Adjoint AD must reproduce in reverse order the control decisions of the original code. In languages such as C, allocation of dynamic memory and pointer management form a significant part of these control decisions. Reproducing memory allocation in reverse means reallocating memory, possibly receiving a different memory chunk. Reproducing pointer addresses in reverse thus require to convert addresses in the former memory chunks into equivalent addresses in the new reallocated chunks. Together with Krishna Narayanan from Argonne, we experiment on real applications to find the most efficient solution to this address conversion problem. We jointly develop a library (called ADMM, ADjoint Memory Management) whose primitives are used in AD adjoint code to handle this address conversion.
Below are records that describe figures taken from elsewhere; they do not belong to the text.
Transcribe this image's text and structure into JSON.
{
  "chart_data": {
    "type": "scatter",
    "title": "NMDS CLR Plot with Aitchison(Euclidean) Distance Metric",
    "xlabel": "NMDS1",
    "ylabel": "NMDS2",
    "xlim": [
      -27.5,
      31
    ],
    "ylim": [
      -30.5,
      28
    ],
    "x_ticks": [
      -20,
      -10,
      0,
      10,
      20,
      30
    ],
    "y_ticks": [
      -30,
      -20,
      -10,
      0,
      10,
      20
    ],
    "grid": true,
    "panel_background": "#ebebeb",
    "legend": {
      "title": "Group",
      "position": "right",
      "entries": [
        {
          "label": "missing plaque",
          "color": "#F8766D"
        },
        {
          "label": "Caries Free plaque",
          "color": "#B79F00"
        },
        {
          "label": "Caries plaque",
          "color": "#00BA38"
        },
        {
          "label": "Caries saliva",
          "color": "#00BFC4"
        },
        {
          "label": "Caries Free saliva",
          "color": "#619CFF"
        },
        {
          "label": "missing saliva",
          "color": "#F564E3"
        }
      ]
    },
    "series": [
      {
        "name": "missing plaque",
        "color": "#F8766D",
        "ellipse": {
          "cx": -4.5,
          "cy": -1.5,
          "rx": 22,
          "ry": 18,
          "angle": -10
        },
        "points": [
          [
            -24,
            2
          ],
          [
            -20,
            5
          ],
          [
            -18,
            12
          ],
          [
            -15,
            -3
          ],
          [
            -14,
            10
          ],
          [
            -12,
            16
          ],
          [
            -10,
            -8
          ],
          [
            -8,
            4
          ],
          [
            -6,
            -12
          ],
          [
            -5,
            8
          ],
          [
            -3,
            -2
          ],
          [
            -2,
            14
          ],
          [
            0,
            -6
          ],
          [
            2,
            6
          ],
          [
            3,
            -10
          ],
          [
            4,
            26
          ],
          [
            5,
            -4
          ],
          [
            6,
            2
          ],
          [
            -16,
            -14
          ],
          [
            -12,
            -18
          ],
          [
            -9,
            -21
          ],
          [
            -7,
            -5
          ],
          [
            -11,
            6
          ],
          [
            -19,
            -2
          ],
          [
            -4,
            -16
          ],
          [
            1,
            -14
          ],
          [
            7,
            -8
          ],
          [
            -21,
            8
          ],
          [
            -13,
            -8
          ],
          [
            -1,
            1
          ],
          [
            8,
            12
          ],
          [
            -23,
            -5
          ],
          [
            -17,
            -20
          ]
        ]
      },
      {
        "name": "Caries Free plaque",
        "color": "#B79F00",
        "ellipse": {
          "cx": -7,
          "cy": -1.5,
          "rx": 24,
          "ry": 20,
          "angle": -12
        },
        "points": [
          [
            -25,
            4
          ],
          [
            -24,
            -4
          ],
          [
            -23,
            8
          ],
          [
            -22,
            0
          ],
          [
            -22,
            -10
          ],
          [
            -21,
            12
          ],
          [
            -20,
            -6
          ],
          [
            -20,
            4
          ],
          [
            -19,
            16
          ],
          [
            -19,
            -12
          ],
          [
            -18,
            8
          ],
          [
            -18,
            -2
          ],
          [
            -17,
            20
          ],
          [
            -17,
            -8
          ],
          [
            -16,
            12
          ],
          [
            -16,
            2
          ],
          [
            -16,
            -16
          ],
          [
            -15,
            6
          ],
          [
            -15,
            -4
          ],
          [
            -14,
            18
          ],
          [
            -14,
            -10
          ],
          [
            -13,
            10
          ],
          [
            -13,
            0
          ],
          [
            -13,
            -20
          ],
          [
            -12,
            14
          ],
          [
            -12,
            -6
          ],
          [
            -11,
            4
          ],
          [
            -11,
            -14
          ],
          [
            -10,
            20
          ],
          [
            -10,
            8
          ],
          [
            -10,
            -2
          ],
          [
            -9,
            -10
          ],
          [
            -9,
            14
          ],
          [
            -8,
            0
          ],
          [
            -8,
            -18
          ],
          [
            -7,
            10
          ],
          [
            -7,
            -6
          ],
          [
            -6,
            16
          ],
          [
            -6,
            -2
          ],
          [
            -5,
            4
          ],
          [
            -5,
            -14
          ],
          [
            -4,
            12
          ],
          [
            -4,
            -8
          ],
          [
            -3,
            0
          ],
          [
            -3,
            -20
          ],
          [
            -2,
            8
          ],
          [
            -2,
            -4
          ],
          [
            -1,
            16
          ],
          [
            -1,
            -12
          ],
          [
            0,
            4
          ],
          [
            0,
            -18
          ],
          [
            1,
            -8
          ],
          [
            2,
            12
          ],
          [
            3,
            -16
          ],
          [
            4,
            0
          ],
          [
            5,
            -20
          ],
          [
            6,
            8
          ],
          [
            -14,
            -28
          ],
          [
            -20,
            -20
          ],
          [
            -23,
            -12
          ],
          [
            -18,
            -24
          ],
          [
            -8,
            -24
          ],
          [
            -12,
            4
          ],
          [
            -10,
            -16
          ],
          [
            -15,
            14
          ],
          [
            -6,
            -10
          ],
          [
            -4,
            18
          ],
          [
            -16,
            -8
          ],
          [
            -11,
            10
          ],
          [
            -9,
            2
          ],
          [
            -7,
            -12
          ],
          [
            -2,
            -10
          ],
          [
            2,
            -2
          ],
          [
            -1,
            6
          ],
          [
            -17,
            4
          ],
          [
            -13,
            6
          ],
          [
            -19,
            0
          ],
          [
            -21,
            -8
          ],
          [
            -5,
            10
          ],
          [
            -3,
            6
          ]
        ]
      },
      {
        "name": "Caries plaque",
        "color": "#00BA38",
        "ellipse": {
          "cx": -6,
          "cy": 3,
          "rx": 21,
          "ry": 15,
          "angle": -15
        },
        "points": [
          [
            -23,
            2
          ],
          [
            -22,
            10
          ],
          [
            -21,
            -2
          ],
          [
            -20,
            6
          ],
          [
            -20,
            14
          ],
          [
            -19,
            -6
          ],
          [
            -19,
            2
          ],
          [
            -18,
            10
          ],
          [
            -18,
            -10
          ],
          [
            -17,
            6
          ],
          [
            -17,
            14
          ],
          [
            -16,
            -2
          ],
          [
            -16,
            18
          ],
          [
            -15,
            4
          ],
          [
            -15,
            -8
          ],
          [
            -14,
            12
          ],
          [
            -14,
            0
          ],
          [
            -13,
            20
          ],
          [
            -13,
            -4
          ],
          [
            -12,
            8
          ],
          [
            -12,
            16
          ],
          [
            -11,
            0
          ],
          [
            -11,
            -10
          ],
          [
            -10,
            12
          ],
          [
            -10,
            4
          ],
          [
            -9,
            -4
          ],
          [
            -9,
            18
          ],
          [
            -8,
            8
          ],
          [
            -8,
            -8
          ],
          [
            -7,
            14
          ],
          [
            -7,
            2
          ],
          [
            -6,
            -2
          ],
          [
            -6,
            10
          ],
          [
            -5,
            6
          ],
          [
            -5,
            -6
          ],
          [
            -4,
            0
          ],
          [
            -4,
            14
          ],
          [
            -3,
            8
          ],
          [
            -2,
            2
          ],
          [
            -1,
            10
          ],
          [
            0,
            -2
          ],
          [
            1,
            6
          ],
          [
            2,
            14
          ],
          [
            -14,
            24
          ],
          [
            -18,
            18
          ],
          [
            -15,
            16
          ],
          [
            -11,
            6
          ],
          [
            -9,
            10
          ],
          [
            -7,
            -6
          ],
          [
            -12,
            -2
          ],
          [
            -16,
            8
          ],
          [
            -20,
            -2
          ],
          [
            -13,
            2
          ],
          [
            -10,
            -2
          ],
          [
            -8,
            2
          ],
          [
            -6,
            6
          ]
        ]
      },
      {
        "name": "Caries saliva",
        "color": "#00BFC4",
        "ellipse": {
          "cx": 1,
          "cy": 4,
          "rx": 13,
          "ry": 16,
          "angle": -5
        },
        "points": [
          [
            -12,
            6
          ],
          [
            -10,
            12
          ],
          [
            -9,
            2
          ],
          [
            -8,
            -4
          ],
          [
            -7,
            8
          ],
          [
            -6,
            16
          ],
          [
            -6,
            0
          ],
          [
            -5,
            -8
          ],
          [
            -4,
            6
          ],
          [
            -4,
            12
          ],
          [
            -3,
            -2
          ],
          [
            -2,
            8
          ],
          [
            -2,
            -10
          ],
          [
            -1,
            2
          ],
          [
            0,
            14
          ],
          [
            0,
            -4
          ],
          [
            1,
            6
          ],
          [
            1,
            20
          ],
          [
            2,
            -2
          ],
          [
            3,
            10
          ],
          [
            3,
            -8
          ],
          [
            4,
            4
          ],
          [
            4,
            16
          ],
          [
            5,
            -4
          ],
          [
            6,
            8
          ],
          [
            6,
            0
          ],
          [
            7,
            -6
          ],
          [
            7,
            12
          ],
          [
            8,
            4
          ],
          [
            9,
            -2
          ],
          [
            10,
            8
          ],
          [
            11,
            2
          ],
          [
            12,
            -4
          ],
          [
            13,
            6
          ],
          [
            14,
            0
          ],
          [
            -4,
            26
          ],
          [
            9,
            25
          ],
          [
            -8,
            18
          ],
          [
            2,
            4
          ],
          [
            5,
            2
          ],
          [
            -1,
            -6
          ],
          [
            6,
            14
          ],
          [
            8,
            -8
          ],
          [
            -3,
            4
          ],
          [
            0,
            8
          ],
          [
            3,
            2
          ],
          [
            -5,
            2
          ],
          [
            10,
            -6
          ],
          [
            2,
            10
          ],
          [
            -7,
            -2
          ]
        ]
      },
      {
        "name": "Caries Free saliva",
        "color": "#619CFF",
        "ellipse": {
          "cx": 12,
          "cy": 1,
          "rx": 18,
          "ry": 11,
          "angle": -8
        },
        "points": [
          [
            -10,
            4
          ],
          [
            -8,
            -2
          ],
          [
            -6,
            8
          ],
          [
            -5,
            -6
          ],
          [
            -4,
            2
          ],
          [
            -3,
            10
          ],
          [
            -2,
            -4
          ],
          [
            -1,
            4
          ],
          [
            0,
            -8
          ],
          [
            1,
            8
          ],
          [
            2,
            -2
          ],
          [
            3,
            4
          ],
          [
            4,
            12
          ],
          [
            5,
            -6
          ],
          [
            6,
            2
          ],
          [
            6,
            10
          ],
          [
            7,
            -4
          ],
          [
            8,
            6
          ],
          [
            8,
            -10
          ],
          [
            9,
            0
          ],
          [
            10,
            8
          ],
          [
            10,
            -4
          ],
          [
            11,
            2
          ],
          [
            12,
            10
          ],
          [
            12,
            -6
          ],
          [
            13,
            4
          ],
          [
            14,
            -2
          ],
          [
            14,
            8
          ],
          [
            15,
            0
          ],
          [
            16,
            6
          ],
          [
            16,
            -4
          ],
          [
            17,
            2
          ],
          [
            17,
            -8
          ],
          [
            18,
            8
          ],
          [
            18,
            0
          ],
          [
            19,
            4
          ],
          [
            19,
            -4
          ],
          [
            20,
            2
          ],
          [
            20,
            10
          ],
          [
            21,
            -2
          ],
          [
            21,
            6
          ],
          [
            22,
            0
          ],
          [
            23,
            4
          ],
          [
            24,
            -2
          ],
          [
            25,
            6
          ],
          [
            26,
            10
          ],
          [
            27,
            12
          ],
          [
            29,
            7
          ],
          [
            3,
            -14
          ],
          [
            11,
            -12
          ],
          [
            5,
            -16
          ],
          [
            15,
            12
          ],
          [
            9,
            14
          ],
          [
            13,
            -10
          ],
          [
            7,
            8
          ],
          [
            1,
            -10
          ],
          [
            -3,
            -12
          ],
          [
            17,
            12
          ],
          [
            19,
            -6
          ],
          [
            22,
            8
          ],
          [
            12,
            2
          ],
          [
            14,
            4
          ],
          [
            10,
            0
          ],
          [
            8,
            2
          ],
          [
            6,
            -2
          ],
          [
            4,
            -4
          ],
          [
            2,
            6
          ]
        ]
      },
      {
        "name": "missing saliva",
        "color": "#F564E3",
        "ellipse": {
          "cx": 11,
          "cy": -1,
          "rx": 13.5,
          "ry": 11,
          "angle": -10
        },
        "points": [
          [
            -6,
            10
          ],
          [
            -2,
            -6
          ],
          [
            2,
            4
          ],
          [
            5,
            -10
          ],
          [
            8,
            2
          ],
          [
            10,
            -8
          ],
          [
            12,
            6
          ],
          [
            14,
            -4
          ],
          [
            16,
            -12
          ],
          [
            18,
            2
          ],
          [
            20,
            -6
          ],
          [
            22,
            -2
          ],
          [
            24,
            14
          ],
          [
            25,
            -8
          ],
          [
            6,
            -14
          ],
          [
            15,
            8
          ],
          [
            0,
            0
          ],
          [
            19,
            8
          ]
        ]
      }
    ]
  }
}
Both our AD tool Tapenade and Argonne's tool OpenAD use ADMM in the adjoint code they produce.

This year, ADMM was instrumental in the successful generation of the adjoint code of “ALIF” (formerly called “SEISM”) by Tapenade. The “ALIF” code is developed by Mathieu Morlighem from UC Irvine, jointly with Eric Larour from JPL. This glaciology code is a C clone of the C++ “ISSM” code from JPL. One objective of this work is to clarify the C programming style that allows AD to perform better. Another objective is to make progress in the direction of generating adjoints of C++ code. Although ADMM has already been used with success for the adjoint of several small- to medium-size applications, and now on the large-size code “ALIF”, we are still considering alternative implementation strategies. This work was presented at the AD2016 conference in Oxford [16], and an article is submitted to journal “Optimization Methods and Software”.